De Rechtbank heeft als toepasselijke verdragsbepalingen de art. 2, 3, 6 en 11 van het Verdrag inzake de overbrenging van gevonniste personen (Straatsburg 21 maart 1983, Trb 1983, 74 en Trb. 1987, 163) vermeld. Dat verdrag voorziet in de tenuitvoerlegging van buitenlandse vonnissen ten aanzien van veroordeelden die daartoe door de staat van veroordeling worden overgebracht naar het grondgebied van de staat van tenuitvoerlegging. Omdat het verzoek tot overname van de tenuitvoerlegging van het door de Duitse rechter gewezen vonnis inhoudt dat de veroordeelde zich reeds in Nederland bevond ten tijde van dat verzoek, biedt (enkel) dat verdrag een ongenoegzame grondslag voor de overname van de tenuitvoerlegging van die straf door Nederland.
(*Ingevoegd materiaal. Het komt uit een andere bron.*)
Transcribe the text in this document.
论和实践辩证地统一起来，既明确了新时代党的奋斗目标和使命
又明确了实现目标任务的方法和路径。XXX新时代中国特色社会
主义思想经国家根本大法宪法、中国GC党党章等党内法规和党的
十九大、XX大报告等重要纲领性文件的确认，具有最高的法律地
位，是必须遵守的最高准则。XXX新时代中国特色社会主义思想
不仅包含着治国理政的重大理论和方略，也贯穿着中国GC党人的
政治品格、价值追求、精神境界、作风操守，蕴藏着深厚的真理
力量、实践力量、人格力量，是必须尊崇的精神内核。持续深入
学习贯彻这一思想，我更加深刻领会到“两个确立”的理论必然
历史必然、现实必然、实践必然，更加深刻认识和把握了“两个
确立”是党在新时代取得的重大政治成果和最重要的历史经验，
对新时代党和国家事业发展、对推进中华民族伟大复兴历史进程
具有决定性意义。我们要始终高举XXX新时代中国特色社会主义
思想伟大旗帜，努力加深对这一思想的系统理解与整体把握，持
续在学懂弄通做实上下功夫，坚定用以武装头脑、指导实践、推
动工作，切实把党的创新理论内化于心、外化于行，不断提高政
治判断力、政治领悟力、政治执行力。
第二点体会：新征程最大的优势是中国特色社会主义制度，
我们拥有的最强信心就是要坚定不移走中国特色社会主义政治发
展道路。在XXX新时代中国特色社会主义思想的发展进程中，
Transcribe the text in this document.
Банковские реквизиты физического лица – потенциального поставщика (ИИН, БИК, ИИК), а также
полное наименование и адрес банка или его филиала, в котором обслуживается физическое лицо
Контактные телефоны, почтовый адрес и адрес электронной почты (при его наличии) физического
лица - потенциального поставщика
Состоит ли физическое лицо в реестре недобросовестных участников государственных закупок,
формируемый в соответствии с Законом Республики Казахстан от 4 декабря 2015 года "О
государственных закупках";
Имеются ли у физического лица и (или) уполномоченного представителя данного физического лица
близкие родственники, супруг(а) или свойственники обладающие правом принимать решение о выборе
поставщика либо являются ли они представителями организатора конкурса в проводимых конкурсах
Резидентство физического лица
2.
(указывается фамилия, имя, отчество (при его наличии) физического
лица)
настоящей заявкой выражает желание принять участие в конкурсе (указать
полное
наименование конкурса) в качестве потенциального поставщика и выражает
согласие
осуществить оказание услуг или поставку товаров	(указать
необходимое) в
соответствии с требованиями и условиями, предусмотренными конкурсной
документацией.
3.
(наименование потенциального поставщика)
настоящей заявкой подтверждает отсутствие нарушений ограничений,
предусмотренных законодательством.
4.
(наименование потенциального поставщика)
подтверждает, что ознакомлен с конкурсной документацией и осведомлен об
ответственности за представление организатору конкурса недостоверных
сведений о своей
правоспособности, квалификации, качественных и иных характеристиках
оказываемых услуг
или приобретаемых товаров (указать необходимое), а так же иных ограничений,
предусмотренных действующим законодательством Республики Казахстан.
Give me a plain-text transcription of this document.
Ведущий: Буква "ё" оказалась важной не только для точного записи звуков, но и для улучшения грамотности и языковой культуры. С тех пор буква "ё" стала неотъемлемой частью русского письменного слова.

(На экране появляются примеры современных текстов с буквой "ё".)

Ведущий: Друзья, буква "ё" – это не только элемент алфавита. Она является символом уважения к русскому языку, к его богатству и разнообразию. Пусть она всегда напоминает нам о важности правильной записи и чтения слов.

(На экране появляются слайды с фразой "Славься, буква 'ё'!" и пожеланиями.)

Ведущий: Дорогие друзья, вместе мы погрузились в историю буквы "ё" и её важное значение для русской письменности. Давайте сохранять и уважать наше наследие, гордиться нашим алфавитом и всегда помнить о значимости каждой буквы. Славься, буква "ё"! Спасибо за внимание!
De Hoge Raad kan de zaak zelf afdoen waarbij in aanmerking wordt genomen dat ingevolge daartoe op grond van art. 21, derde lid, van het Verdrag tussen de Lid-Staten van de Europese Gemeenschappen inzake de tenuitvoerlegging van buitenlandse strafvonnissen (Trb. 1992, 39) door de Bondsrepubliek Duitsland en het Koninkrijk der Nederlanden afgelegde verklaringen de bepalingen van dat Verdrag sinds 9 december 1997 toepassing vinden in de verhoudingen tussen deze beide staten.
4. Slotsom
Nu de Hoge Raad geen andere dan de onder 3.2 vermelde grond aanwezig oordeelt waarop de bestreden uitspraak ambtshalve zou behoren te worden vernietigd moet worden beslist als volgt.
5. Beslissing
De Hoge Raad:
Vernietigt de bestreden uitspraak doch uitsluitend voorzover daarin als toepasselijke verdragsbepalingen de art. 2, 3, 6 en 11 van het Verdrag inzake de overbrenging van gevonniste personen is vermeld;
Vermeldt als toepasselijke verdragsbepalingen de art. 3, 5, 8 en 21, derde lid, van het Verdrag tussen de Lid-Staten van de Europese Gemeenschappen inzake de tenuitvoerlegging van buitenlandse strafvonnissen (Trb. 1992, 39);
Verwerpt het beroep voor het overige.
Dit arrest is gewezen door de vice-president W.J.M. Davids als voorzitter, en de raadsheren
G.J.M. Corstens en A.A.M. Orie, in bijzijn van de griffier S.P. Bakker, en uitgesproken op 8 mei 2001.